弁護士三浦義隆のブログ

流山おおたかの森に事務所を構える弁護士三浦義隆のブログ。

警察は行政機関ではないと述べた野村修也氏

中央大学法科大学院教授の野村修也氏が、「捜査は行政が行なうわけではない」という趣旨のツイートをした件が、弁護士等の法律関係者から批判を集めている。

警察も検察も行政機関であることは、司法試験受験生でも皆知っているレベルの常識だ。

匿名弁護士アカウントから誤りを指摘された野村氏は、「言葉足らず」であったと釈明した。

どう見ても初歩的な誤りなのに「言葉足らず」で済ませる態度にも批判が集まっている。炎上実況が本稿の目的ではないので代表的な1ツイートのみ引用しておく。

野村氏が、普通の弁護士なら誰でも知っているような事項について誤った発言をし批判を浴びたことは、実は過去にも何度かあった。

商法学者が本業の野村氏は、弁護士の肩書で色々発言しているが、司法試験には合格していない。

かつて、法律学の大学教授等を5年以上務めれば、司法試験合格も司法修習も経ずに弁護士登録できるという特例があった。2004年3月31日限り廃止されている。

http://www.kantei.go.jp/jp/singi/sihou/hourei/bengosi_s.html

廃止前に弁護士登録済みの法学者の弁護士資格はそのまま維持されたから、今もこの特例により弁護士資格を保有している人は結構いる。野村氏もその一人。

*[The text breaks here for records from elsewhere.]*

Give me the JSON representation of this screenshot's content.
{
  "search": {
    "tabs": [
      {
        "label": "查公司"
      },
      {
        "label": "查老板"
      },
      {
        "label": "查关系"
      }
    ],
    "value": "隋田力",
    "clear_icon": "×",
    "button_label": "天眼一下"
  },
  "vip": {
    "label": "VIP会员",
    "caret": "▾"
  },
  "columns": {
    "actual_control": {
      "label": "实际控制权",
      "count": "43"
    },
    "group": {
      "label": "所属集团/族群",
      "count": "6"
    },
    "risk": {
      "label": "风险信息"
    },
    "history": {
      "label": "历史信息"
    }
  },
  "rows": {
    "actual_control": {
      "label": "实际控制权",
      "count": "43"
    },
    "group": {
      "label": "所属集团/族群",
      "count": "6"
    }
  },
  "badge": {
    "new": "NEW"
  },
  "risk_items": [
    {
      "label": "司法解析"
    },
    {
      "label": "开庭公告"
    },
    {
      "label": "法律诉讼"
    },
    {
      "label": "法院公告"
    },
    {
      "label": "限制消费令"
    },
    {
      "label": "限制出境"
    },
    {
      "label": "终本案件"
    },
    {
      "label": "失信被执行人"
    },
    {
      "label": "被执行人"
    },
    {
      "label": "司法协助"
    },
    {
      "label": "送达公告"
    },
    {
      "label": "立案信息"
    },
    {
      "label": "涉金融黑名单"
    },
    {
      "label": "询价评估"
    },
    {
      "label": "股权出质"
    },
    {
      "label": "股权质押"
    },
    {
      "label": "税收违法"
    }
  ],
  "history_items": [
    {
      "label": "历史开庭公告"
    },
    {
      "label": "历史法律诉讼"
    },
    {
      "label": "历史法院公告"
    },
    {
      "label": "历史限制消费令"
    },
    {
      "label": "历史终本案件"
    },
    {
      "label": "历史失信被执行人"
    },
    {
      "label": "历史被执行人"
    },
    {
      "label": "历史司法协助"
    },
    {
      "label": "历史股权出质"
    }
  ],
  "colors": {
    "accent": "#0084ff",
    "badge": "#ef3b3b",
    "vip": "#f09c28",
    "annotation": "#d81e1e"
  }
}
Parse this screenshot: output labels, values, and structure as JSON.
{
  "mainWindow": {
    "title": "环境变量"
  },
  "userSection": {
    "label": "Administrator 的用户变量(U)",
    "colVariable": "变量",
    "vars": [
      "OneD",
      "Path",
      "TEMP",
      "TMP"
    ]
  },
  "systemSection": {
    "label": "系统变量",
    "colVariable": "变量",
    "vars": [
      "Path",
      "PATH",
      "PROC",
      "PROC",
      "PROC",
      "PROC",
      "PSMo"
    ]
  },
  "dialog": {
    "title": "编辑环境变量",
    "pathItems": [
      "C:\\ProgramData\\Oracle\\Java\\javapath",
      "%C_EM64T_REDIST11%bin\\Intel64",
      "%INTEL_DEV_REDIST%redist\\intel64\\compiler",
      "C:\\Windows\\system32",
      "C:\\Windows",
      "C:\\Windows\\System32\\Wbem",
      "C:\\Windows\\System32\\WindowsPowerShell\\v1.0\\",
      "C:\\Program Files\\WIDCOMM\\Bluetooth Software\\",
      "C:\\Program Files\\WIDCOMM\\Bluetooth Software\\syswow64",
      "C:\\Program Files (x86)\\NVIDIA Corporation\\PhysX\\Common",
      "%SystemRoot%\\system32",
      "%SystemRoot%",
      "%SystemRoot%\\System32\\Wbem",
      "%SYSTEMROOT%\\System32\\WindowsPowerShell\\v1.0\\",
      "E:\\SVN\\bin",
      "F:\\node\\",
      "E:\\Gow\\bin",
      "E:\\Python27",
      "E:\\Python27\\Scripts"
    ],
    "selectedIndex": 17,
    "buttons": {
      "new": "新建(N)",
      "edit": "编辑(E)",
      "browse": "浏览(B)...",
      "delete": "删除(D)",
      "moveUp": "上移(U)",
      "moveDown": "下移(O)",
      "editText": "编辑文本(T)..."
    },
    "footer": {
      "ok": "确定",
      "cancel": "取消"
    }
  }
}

そもそもこのような特例に妥当性があったか疑わしいが、もう廃止されたことだし、その点の議論はここではしない。

問題は、野村氏が、弁護士の肩書で、司法試験に合格し弁護士として実務を行っている者なら誰もしないような誤った言説を流布していることだ。

弁護士と法学者の知識の違いをざっくり図式化すると、

「多数の科目についてそこそこの知識を有しているのが弁護士」

「特定の科目について深い知識を有しているのが法学者」

といったところだろう。両者に優劣はない。

優劣はないが、弁護士はどんな法律についても法律事務を取り扱えることになっている。弁護士がどんな法律について発言しても、一般の人は、弁護士の言うことだからそんなに間違ってはいないだろうという信頼を抱く。

このような信頼は、科目横断的な司法試験と司法修習制度によって担保されている面があるだろう。

野村氏が専門外の、例えば刑事法について発言するといった場合、そうした信頼を担保するものがない。肩書は弁護士であっても、実質的には「商法学者が畑違いの法律について発言している」ということでしかない。

そうであれば、氏が専門外の事項について発言するとき弁護士の肩書を用いるのは、控えめに言っても不誠実なのではないかと思う。

同じ弁護士の看板を掲げている者として、迷惑なのでやめてほしいというのが正直な感想である。